JAVA——基于HttpComponents(HttpClient)的简单网络爬虫DEMO
作者:互联网
基本概念
HttpComponents(HttpClient):
超文本传输协议(HTTP)可能是当今Internet上使用的最重要的协议。Web服务,支持网络的设备和网络计算的增长继续将HTTP协议的作用扩展到用户驱动的Web浏览器之外,同时增加了需要HTTP支持的应用程序的数量。
HttpComponents是为扩展而设计的,同时提供了对基本HTTP协议的强大支持,对于构建HTTP感知的客户端和服务器应用程序(例如Web浏览器,Web Spider,HTTP代理,Web服务传输库或利用或扩展HTTP协议以进行分布式通信。
官网
Maven
<!-- https://mvnrepository.com/artifact/org.apache.httpcomponents/httpcore -->
<dependency>
<groupId>org.apache.httpcomponents</groupId>
<artifactId>httpcore</artifactId>
<version>4.4.10</version>
</dependency>
<!-- https://mvnrepository.com/artifact/org.apache.httpcomponents/httpclient -->
<dependency>
<groupId>org.apache.httpcomponents</groupId>
<artifactId>httpclient</artifactId>
<version>4.5.6</version>
</dependency>
<!-- https://mvnrepository.com/artifact/org.apache.commons/commons-collections4 -->
<dependency>
<groupId>org.apache.commons</groupId>
<artifactId>commons-collections4</artifactId>
<version>4.1</version>
</dependency>
<!-- https://mvnrepository.com/artifact/org.jsoup/jsoup -->
<dependency>
<groupId>org.jsoup</groupId>
<artifactId>jsoup</artifactId>
<version>1.11.3</version>
</dependency>
源代码
HTTPClientPool
package club.zstuca.httpclient;
import java.security.KeyManagementException;
import java.security.KeyStoreException;
import java.security.NoSuchAlgorithmException;
import java.security.cert.CertificateException;
import java.security.cert.X509Certificate;
import org.apache.http.config.Registry;
import org.apache.http.config.RegistryBuilder;
import org.apache.http.conn.socket.ConnectionSocketFactory;
import org.apache.http.conn.socket.PlainConnectionSocketFactory;
import org.apache.http.conn.ssl.NoopHostnameVerifier;
import org.apache.http.conn.ssl.SSLConnectionSocketFactory;
import org.apache.http.impl.client.BasicCookieStore;
import org.apache.http.impl.client.CloseableHttpClient;
import org.apache.http.impl.client.HttpClients;
import org.apache.http.impl.conn.PoolingHttpClientConnectionManager;
import org.apache.http.ssl.SSLContextBuilder;
import org.apache.http.ssl.TrustStrategy;
/**
* Https忽略证书
*/
public class HTTPClientPool {
private static final String HTTP = "http";
private static final String HTTPS = "https";
private static SSLConnectionSocketFactory sslConnectionSocketFactory = null;
private static PoolingHttpClientConnectionManager poolingHttpClientConnectionManager = null;//连接池管理类
private static SSLContextBuilder sslContextBuilder = null;//管理Https连接的上下文类
static {
try {
sslContextBuilder = new SSLContextBuilder().loadTrustMaterial(null,
new TrustStrategy() {
@Override
public boolean isTrusted(X509Certificate[] x509Certificates, String s)
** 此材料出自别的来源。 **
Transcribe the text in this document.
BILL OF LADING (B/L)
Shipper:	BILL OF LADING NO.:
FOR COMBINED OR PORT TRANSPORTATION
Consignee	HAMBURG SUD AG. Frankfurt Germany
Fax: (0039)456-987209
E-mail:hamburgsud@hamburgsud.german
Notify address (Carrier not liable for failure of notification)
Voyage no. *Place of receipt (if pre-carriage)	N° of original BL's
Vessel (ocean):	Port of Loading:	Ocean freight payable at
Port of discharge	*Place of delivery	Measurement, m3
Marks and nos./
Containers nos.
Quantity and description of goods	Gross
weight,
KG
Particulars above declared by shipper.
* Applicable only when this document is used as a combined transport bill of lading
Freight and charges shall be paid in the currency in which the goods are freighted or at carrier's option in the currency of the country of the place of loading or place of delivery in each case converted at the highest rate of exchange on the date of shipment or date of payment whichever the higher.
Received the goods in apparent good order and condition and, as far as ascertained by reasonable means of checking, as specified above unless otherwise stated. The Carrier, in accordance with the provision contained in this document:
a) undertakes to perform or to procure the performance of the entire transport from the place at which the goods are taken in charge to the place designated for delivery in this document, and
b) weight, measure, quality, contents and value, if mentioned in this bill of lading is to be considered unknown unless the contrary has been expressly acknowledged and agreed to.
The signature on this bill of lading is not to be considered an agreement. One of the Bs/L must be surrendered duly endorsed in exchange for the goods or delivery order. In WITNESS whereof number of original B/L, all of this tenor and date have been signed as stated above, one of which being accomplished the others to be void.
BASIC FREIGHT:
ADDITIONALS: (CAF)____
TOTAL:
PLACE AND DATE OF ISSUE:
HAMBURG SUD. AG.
throws CertificateException {
// 信任所有站点 直接返回true
return true;
}
});
//"SSLv2Hello", "SSLv3", "TLSv1"
sslConnectionSocketFactory = new SSLConnectionSocketFactory(
sslContextBuilder.build(),
new String[]{"TLSv1.2"},
null,
NoopHostnameVerifier.INSTANCE);
Registry<ConnectionSocketFactory> registryBuilder = RegistryBuilder
.<ConnectionSocketFactory>create()
.register(HTTP, new PlainConnectionSocketFactory())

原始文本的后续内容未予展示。